The awards were presented yesterday to Waikato University students Adrienne Paul and Kiriana (Jennifer) Waru at a ceremony at Waikato Regional Council in Hamilton, which co-funds the scholarships with Waikato-Tainui.
Adrienne, who is from Motiti Island and of Ngati Awa and Tuhoe descent, receives a $2000 scholarship. She is about to complete her law degree. She hopes to assist her people with the development of their Maori land blocks and trusts.
Kiriana, from Taniwha Marae in the Waikato and of Ngati Mahuta descent, receives $1600. In the second year of a Bachelor of Arts degree, she is hoping to qualify as a specialist te reo Maori teacher and work in the performing arts. Kiriana has a particular interest in promoting the connections of the Waikato people to the Waikato River.

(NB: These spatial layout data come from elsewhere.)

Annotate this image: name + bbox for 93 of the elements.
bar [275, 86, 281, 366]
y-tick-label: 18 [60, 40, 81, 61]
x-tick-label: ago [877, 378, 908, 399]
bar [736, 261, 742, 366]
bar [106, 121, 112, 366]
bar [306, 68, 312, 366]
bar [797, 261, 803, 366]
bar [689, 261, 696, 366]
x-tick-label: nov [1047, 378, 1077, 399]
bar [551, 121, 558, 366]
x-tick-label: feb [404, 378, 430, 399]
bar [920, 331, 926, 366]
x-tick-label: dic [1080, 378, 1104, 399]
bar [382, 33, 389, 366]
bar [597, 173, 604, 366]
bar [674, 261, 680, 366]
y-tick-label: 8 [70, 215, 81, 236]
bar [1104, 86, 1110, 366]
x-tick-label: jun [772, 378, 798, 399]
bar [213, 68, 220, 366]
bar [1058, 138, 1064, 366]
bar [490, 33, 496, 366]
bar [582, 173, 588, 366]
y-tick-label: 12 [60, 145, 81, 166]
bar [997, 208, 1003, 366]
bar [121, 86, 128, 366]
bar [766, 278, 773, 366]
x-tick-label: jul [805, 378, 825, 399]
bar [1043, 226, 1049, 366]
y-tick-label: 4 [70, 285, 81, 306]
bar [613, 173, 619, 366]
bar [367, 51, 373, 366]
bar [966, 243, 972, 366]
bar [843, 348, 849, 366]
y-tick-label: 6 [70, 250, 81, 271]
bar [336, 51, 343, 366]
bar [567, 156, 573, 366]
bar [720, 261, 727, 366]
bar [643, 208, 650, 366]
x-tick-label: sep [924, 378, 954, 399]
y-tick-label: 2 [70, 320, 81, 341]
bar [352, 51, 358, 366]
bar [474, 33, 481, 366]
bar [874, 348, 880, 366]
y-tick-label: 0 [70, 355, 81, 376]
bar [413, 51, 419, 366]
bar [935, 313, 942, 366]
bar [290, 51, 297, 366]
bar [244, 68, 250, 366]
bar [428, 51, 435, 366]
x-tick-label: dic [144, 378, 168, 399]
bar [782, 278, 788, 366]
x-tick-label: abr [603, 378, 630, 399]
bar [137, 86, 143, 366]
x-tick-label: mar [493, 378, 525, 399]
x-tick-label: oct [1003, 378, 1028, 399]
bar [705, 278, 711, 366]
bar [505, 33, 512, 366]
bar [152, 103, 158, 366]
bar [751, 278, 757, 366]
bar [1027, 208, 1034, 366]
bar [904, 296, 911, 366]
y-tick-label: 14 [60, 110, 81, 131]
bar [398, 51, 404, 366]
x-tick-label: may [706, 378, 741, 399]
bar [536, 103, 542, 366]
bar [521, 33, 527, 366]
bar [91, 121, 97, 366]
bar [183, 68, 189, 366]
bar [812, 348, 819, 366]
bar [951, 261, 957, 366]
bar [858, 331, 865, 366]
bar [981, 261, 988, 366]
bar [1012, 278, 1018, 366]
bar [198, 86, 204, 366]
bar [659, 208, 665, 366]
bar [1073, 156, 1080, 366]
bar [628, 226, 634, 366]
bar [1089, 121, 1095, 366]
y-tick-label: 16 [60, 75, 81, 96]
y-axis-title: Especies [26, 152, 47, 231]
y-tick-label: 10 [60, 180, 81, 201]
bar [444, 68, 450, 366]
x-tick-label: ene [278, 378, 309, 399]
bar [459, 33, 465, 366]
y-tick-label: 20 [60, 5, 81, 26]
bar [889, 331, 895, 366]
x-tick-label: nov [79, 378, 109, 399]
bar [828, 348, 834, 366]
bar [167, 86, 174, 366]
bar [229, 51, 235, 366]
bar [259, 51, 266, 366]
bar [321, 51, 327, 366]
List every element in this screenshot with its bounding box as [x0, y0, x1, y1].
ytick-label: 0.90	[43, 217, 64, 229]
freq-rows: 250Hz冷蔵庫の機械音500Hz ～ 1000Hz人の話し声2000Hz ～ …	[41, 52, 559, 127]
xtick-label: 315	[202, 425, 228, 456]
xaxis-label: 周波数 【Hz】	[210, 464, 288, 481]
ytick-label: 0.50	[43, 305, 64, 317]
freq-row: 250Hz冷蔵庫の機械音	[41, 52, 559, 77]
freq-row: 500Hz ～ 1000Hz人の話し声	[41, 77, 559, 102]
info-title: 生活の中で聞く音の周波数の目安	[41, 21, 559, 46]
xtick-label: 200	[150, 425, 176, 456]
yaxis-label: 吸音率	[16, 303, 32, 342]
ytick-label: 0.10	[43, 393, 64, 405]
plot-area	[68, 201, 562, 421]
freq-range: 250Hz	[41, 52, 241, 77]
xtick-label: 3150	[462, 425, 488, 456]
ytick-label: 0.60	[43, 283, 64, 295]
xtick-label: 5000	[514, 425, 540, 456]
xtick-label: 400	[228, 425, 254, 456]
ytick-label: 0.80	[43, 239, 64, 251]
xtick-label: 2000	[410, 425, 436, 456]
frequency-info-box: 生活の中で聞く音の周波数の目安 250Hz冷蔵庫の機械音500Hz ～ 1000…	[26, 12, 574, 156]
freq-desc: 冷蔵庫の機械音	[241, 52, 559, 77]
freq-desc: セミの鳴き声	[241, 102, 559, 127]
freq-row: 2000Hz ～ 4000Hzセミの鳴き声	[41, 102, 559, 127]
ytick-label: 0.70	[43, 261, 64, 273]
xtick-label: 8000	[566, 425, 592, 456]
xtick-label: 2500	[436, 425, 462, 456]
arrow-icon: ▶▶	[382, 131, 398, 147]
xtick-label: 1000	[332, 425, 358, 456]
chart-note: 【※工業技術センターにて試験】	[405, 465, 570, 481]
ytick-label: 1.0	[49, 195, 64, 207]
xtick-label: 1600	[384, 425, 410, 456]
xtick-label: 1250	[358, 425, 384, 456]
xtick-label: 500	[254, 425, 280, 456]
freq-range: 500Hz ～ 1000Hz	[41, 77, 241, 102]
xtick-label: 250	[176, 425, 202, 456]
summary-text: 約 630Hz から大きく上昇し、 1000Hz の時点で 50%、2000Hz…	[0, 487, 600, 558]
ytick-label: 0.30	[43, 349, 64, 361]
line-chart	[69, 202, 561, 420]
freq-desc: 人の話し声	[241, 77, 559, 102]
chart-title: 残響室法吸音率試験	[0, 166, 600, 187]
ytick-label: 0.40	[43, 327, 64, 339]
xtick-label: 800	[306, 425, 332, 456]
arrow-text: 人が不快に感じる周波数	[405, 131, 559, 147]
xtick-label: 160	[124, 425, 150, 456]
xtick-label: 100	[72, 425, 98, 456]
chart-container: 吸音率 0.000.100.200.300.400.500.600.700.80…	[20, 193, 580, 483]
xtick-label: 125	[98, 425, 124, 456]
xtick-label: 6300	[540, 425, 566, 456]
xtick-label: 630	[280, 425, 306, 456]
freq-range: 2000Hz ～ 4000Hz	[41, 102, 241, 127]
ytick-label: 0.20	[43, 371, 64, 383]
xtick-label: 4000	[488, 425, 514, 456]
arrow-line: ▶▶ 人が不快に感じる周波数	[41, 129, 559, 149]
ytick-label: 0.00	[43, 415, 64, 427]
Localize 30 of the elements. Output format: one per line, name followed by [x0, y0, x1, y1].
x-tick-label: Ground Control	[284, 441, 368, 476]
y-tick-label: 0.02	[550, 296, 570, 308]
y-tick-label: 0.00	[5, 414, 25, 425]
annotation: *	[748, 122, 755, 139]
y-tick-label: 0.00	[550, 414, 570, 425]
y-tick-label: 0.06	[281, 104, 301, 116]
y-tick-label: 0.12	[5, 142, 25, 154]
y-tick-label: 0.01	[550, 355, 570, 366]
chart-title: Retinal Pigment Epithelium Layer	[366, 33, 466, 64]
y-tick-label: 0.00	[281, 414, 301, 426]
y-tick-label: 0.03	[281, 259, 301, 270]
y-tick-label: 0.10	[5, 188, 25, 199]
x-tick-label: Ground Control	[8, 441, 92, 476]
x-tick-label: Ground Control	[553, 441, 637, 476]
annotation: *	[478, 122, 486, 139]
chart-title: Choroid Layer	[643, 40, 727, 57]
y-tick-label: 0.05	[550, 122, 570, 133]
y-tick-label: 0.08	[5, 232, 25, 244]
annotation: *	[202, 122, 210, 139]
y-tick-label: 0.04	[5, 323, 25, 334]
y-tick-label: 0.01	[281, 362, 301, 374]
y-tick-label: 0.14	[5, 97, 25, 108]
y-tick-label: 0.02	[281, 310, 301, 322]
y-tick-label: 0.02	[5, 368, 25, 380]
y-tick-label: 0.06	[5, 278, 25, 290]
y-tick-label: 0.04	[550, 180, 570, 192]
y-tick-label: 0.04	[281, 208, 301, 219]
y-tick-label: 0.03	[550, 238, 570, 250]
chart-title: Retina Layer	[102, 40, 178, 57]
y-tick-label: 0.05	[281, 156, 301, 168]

Congratulating the pair, council chairman Peter Buckley said the late Maori queen Dame Te Atairangi Kaahu had worked hard for the good of the whole community and she had strongly encouraged people to develop their talents.
He said the scholarships bring the council, Waikato-Tainui and the university together in developing the potential of young leaders.
Waikato-Tainui executive board chairman Tom Roa said that, while the scholarships helped individuals, the wider community would benefit from their work in future.
Regional councillor Paula Southgate – who helped assess scholarship applicants – said Adrienne was a “very worthy” recipient, while Kiriana displayed “amazing love and empathy for your community”.